Primary School Teachers Threaten Strike Over New Minimum Wage


Primary school teachers in Enugu State are now warming up for strike over nonpayment of the #30,000 new minimum wage.

The teachers threatened to embark on strike following the payment of their February salaries with the old rate on Tuesday.

School headmasters were said to have prepared the February salaries based on the new minimum wage but the vouchers were rejected by the state government which claimed that the vouchers over bloated.

The headmasters were ordered to prepare fresh vouchers with the old rate before they were paid Tuesday. They were also said to have prepared their March vouchers based on the old #18,000 minimum wage.

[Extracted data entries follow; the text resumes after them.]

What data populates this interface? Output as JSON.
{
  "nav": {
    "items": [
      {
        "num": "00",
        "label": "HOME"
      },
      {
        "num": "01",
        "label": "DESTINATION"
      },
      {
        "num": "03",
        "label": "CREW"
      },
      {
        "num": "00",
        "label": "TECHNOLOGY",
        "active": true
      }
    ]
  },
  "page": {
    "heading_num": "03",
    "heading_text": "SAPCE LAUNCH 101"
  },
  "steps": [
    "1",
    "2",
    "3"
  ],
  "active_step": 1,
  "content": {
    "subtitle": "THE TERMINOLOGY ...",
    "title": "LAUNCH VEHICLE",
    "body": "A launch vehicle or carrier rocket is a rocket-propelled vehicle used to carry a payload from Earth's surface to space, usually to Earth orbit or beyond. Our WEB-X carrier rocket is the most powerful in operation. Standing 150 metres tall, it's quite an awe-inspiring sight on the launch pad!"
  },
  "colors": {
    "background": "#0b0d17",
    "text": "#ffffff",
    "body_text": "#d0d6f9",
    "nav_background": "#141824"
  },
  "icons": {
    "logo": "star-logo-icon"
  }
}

However, the teachers in Enugu East would meet in Amagunze on Thursday, March 19, 2020, for instructions on when to start their 21 days warning strike even as their counterparts in Enugu North Senatorial zones met at their various local government headquarters Wednesday, March 18, for their own briefyings.

Primary school teachers in Igbo Eze North Local Government Area of Enugu State met at Ogrute like their counterparts in other parts of Enugu North on Wednesday, March 18, 2020, for briefing on the planned strike.

A headmaster who spoke to Southeast Post regretted the situation whereby teachers were being discriminated against through nonpayment of salaries and other entitlements in the state. 

"Retired primary school teachers are being owed pension and gratuities. In the last 17 years, no retied primary school teacher has been paid his pension while families of dead ones are not paid benefits of their former

 breadwinners in the last 17 years. Retired primary school teachers are owed 13 months pensions as they were paid last in February 2019.

However, the Chairman of Enugu State Universal Basic Education Board, ENSUBEB, Chief Ikeje Asogwa, said in an earlier interview that primary school teachers and local government workers were not staff of the state government but those of their local governments.

He said that the state government was not owing any of its civil servants as it was paying its staff including secondary school teachers all their salaries and other entitlements promptly.